DED'N EXINC EXGAIN DEFER
No Yes Yes No

No new contributions can be made to PEPs after 5/4/99, but existing PEPs can continue with their tax advantages. No restriction on withdrawals, but money withdrawn cannot be reintroduced. No relief for losses.

VCT (venture capital trust)

DED'N EXINC EXGAIN DEFER
30% Yes Yes Not after 5/4/04

Relief is for subscription for new share capital in approved VCT - a quoted company which invests in small, unquoted trading companies. The income tax relief becomes permanent if the shares are held for 5 years (3 years before 6/4/06), but gains (if any) are exempt immediately. No relief for losses. Income tax relief was at 40% up to 5.4.06. Limit £200,000 pa.

EIS (enterprise investment scheme)

DED'N EXINC EXGAIN DEFER
20% No Yes Yes

Relief is for subscription for new share capital in small, unquoted trading companies. The income tax relief becomes permanent, and gains are exempt, if the shares are held for 3 years. Further relief available for losses on disposal. Maximum investment £400,000 per tax year (£200,000 up to 5/4/06).

PPP (personal/stakeholder pension plan)

DED'N EXINC EXGAIN DEFER
Marginal Yes Yes No

Major rule changes from 6/4./2006: contribution limits are no longer based on percentage of "net relevant earnings" of the best of the current and last five years; also "carry back" of premiums to an earlier year has gone. The new rules will apply to existing policies and funds. The details of the contract with the pension company may vary, but they must be within the basic framework set down by tax law.

PPP premiums are paid net of basic rate tax. The policyholder pays 78% and the Revenue pay 22%. Higher rate relief is given where due by increasing the basic rate band in the tax computation.

While the money is held within the pension fund, it is exempt from taxes on income and gains, so it grows faster than funds held directly.

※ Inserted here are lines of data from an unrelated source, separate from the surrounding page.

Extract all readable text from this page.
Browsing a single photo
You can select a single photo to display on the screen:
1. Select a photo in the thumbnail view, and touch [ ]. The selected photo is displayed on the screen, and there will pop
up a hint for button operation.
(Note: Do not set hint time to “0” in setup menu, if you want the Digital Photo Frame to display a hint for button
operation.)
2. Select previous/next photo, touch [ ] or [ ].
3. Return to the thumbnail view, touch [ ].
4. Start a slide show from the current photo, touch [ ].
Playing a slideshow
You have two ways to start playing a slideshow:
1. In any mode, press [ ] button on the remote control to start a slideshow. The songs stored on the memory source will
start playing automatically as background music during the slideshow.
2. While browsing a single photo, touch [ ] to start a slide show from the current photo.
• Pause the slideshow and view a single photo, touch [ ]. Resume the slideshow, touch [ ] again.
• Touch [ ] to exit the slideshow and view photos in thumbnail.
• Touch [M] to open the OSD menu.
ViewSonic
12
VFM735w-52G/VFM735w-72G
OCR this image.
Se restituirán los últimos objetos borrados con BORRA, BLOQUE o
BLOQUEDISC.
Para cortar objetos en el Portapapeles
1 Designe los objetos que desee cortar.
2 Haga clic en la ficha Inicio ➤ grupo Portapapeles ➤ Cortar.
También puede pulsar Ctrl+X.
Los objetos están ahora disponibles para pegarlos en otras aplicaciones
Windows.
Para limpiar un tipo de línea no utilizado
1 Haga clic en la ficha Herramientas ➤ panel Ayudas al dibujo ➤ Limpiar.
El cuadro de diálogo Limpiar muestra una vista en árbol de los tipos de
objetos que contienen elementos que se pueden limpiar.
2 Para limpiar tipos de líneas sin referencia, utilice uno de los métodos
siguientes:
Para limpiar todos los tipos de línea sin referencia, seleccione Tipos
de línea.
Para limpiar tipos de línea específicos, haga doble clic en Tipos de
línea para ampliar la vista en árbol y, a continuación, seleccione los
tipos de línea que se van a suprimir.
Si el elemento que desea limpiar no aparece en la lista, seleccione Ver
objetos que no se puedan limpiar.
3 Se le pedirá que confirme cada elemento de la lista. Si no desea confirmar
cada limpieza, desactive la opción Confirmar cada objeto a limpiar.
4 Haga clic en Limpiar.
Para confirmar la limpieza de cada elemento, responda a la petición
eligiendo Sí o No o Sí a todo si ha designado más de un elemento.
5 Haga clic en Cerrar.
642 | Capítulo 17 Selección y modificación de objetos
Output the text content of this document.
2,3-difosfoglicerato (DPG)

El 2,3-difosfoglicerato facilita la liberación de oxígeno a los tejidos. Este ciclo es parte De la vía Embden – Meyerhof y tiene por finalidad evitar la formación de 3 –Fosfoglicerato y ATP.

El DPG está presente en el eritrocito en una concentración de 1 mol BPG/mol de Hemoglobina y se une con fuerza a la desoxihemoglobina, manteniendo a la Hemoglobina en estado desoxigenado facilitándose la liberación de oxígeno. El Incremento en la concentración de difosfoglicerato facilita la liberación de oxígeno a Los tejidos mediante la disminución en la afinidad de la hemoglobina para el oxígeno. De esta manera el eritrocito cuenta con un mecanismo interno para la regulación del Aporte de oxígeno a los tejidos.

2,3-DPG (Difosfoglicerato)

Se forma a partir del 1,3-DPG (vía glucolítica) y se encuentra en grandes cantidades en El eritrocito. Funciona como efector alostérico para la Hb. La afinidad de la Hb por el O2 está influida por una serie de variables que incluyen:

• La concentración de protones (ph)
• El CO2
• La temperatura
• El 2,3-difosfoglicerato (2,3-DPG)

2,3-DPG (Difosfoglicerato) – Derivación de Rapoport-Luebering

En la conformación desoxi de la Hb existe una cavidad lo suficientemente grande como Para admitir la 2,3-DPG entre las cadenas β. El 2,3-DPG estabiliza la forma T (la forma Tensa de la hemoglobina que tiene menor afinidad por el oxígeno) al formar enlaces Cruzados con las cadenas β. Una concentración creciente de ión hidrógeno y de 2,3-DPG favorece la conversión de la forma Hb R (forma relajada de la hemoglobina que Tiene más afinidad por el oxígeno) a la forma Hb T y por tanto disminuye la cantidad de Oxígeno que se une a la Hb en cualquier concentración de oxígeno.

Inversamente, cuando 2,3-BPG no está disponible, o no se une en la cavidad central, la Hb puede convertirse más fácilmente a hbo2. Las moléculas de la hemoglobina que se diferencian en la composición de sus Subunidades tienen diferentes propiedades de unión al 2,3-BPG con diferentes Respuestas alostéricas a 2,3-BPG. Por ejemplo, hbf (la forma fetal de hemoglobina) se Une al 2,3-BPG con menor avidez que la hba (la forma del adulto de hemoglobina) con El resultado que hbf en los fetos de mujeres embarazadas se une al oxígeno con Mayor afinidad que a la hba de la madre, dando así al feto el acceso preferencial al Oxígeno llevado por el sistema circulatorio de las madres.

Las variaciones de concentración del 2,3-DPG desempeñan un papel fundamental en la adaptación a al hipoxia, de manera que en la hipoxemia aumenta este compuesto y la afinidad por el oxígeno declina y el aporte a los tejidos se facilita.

When the policyholder takes the benefits under the scheme, 25% of the accumulated fund can be drawn as a tax-free lump sum, and the balance is used to provide an income (which is taxable). The income can be a purchased annuity for life, or an "alternatively secured pension" in which the fund is still identified and produces the income which is paid to the pensioner.

Tax relief is due on an individual's gross contributions up to £3,600 (£2,808 net), or 100% of current year employed or self-employed earnings if higher, up to £215,000 (in 2006/07).

When a policyholder takes benefits, the capital value on which benefits are drawn (e.g. as a 25% tax-free lump sum) are measured against a "lifetime allowance" (£1.5m in 2006/07). If the lifetime allowance is exceeded, there is a clawback charge on the excess.

Employers can contribute up to £215,000 to employees' pension funds, less any contributions made by the individual. The employer can enjoy tax relief on the cost under the normal rules for trading expenses.

If a policyholder dies before taking any benefit under the scheme, the fund usually passes to dependants free of IHT. If death is during payment of benefits and a capital fund is payable to dependants, it is likely to be subject to IHT.